Там я стоял в рост и сурово указывал пальцем. Фотография занимала два столбца. А по соседству в таком же формате был выставлен обмокший Щёголь. Он стоял на полусогнутых, изо всех сил закрываясь от меня руками, смешно у него получалось. Даже на застывшем снимке видно было, как у него поджилки трясутся.
— Так это же наш Витторио. Напартизанился он у них, как я погляжу.
— Насюзанился, напартизанился, наобонялся…
— «Русский Тиль мстит за отца», — с выражением сказал Командир, указывая на заголовок, набранный аршинными буквами.
— Смотрите, и медаль на кителе какая-то.
— Что вы, ребята, это не он. Он в это время питался шампиньонами.
— Первый раз вижу, ребята, честно говорю. Я тут совершенно ни при чём. Это все Антуан.
— Предварительный диагноз отменяется. Это не скромность, это корень кубический из скромности. Это святой наив.
— Я же говорил: перед нами другой человек. Перед нами — Тиль Уленшпигель.
— И мы ему верили…
— Ну зачем вы, ребята… — взмолился я. — Да ещё при Командире.
— Приедем — разберёмся в твоём поведении, — отрезал Командир. — Доложишь в экипаже, что ты там творил…
— Я больше не буду, Командир, — ответил я. — Ведь и повода больше нет, отец-то у меня был один…
— Борт ноль сорок один слушает, — сказал Николай. — Командир, порт запрашивает вылет.
— По местам, — приказал Командир.
— Правый готов, — сказал Виктор-старший.
— Левый готов, — сказал Командир.
— Приступить к проверке системы, — сказал Сергей.
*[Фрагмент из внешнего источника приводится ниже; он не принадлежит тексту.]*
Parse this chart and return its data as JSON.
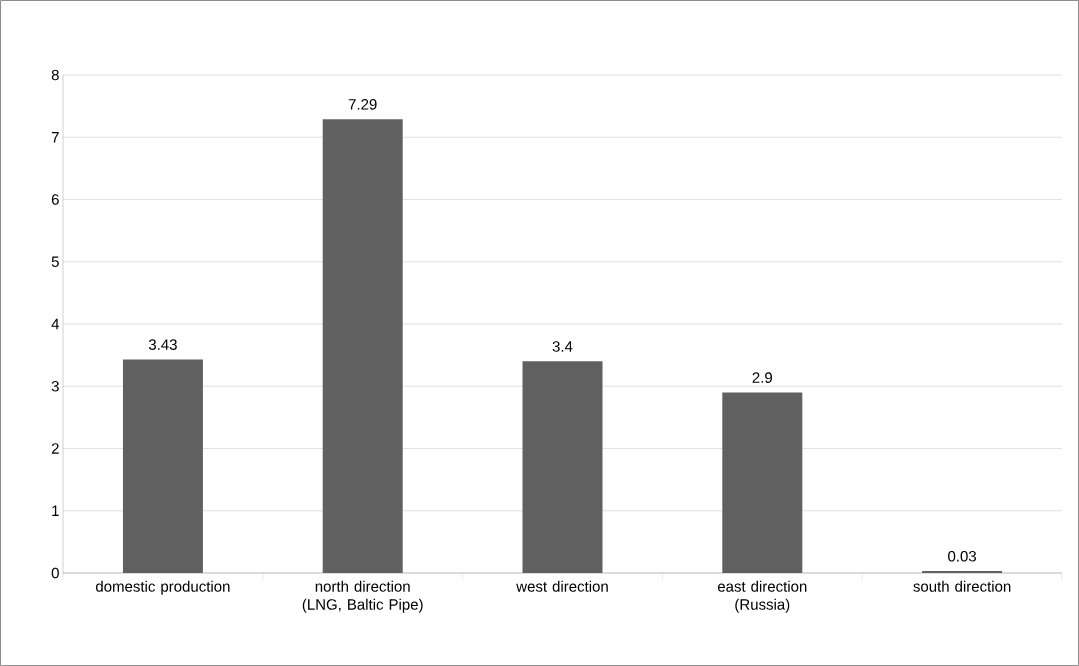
{
  "chart_data": {
    "type": "bar",
    "categories": [
      "domestic production",
      "north direction (LNG, Baltic Pipe)",
      "west direction",
      "east direction (Russia)",
      "south direction"
    ],
    "values": [
      3.43,
      7.29,
      3.4,
      2.9,
      0.03
    ],
    "color": "#606060",
    "ylim": [
      0,
      8
    ],
    "yticks": [
      0,
      1,
      2,
      3,
      4,
      5,
      6,
      7,
      8
    ],
    "grid": "y",
    "data_labels": true
  }
}
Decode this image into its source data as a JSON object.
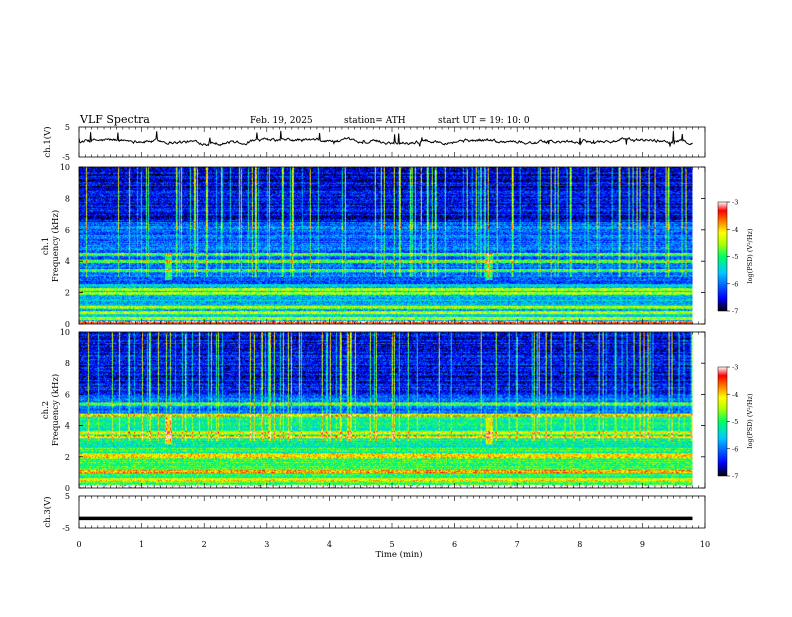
{
  "header": {
    "title": "VLF  Spectra",
    "date": "Feb. 19, 2025",
    "station": "station= ATH",
    "start_ut": "start  UT  =    19: 10: 0"
  },
  "chart_data": [
    {
      "type": "line",
      "name": "ch1",
      "ylabel": "ch.1(V)",
      "ylim": [
        -5,
        5
      ],
      "yticks": [
        "5",
        "-5"
      ],
      "x_range_min": [
        0,
        9.8
      ],
      "mean": 0.2
    },
    {
      "type": "heatmap",
      "name": "ch1-spectrogram",
      "ylabel": "ch.1",
      "ylabel2": "Frequency  (kHz)",
      "ylim": [
        0,
        10
      ],
      "yticks": [
        "0",
        "2",
        "4",
        "6",
        "8",
        "10"
      ],
      "xlim": [
        0,
        10
      ],
      "data_extent_min": 9.8,
      "colorbar": {
        "label": "log(PSD) (V²/Hz)",
        "range": [
          -7,
          -3
        ],
        "ticks": [
          "-3",
          "-4",
          "-5",
          "-6",
          "-7"
        ]
      },
      "bands_khz": [
        0.3,
        0.7,
        1.0,
        1.9,
        2.2,
        3.4,
        4.0,
        4.4
      ]
    },
    {
      "type": "heatmap",
      "name": "ch2-spectrogram",
      "ylabel": "ch.2",
      "ylabel2": "Frequency  (kHz)",
      "ylim": [
        0,
        10
      ],
      "yticks": [
        "0",
        "2",
        "4",
        "6",
        "8",
        "10"
      ],
      "xlim": [
        0,
        10
      ],
      "data_extent_min": 9.8,
      "colorbar": {
        "label": "log(PSD) (V²/Hz)",
        "range": [
          -7,
          -3
        ],
        "ticks": [
          "-3",
          "-4",
          "-5",
          "-6",
          "-7"
        ]
      },
      "bands_khz": [
        0.5,
        1.0,
        2.0,
        2.1,
        3.3,
        3.5,
        4.7,
        5.4
      ]
    },
    {
      "type": "line",
      "name": "ch3",
      "ylabel": "ch.3(V)",
      "ylim": [
        -5,
        5
      ],
      "yticks": [
        "5",
        "-5"
      ],
      "xlabel": "Time  (min)",
      "xticks": [
        "0",
        "1",
        "2",
        "3",
        "4",
        "5",
        "6",
        "7",
        "8",
        "9",
        "10"
      ],
      "x_range_min": [
        0,
        9.8
      ],
      "value": -2
    }
  ],
  "colors": {
    "scale": [
      "#000000",
      "#0000ff",
      "#00c8ff",
      "#00ff64",
      "#b4ff00",
      "#ffff00",
      "#ff8000",
      "#ff0000",
      "#ffffff"
    ]
  }
}
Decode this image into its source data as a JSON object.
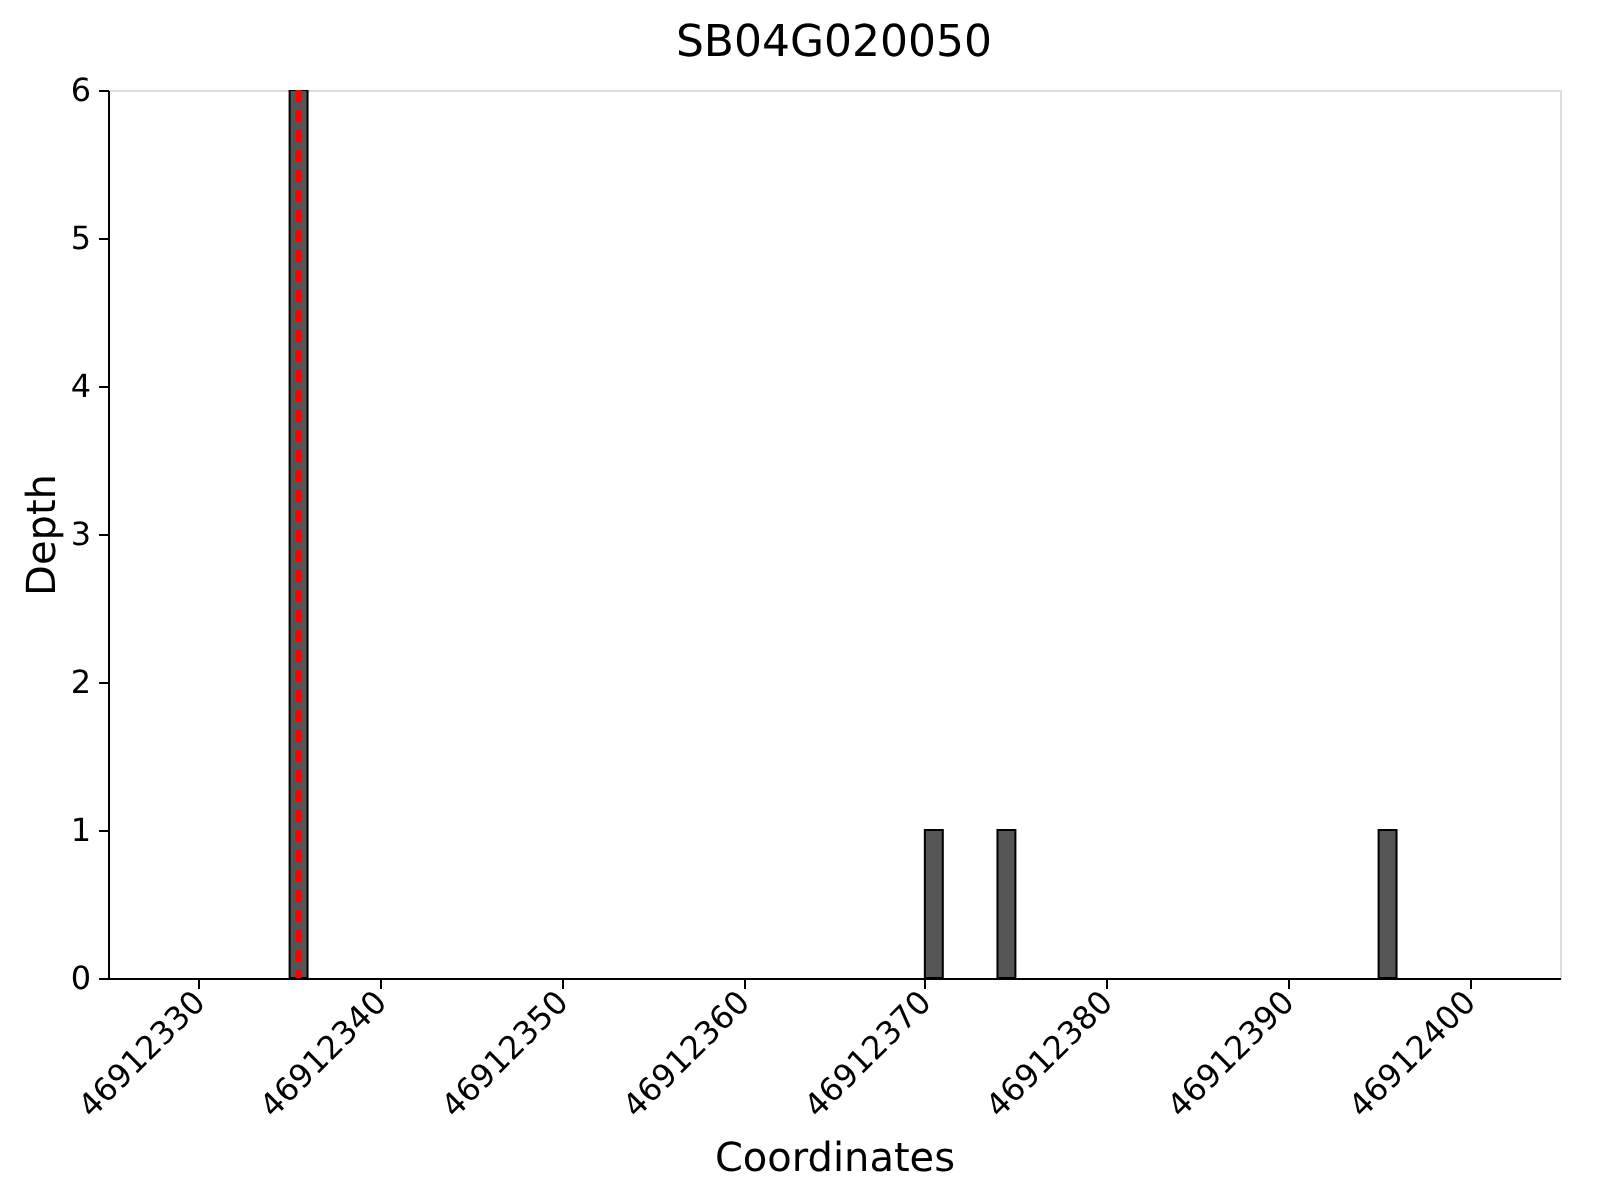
{
  "chart_data": {
    "type": "bar",
    "title": "SB04G020050",
    "xlabel": "Coordinates",
    "ylabel": "Depth",
    "x": [
      46912335.5,
      46912370.5,
      46912374.5,
      46912395.5
    ],
    "series": [
      {
        "color": "#555555",
        "values": [
          6,
          1,
          1,
          1
        ]
      }
    ],
    "xlim": [
      46912325,
      46912405
    ],
    "xticks": [
      46912330,
      46912340,
      46912350,
      46912360,
      46912370,
      46912380,
      46912390,
      46912400
    ],
    "ylim": [
      0,
      6
    ],
    "yticks": [
      0,
      1,
      2,
      3,
      4,
      5,
      6
    ],
    "ref_lines": [
      {
        "axis": "x",
        "value": 46912335.5,
        "color": "#ff0000",
        "line_style": "dashed"
      }
    ],
    "grid": false
  }
}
— Вас понял, — продолжал Николай. — Видимость пять километров, ветер северо-северо-западный, до трех баллов.
— Скорректировать маршрут, — сказал командир.
— Ветер северо-северо-западный, до трех баллов, маршрут принимаю, — ответил я.
— Выходим на ВПП, — сказал Командир.
Ведомая тягачом машина беззвучно качнулась и тронулась с места, заносясь правым крылом. Мы разворачивались, и я увидел здание вокзала с галереей. Антуан стоял в стороне от прочих, у меня сердце защемило, когда я увидел его одинокую фигуру на верхней галерее, вот так и мать стояла на краю поля, провожая меня.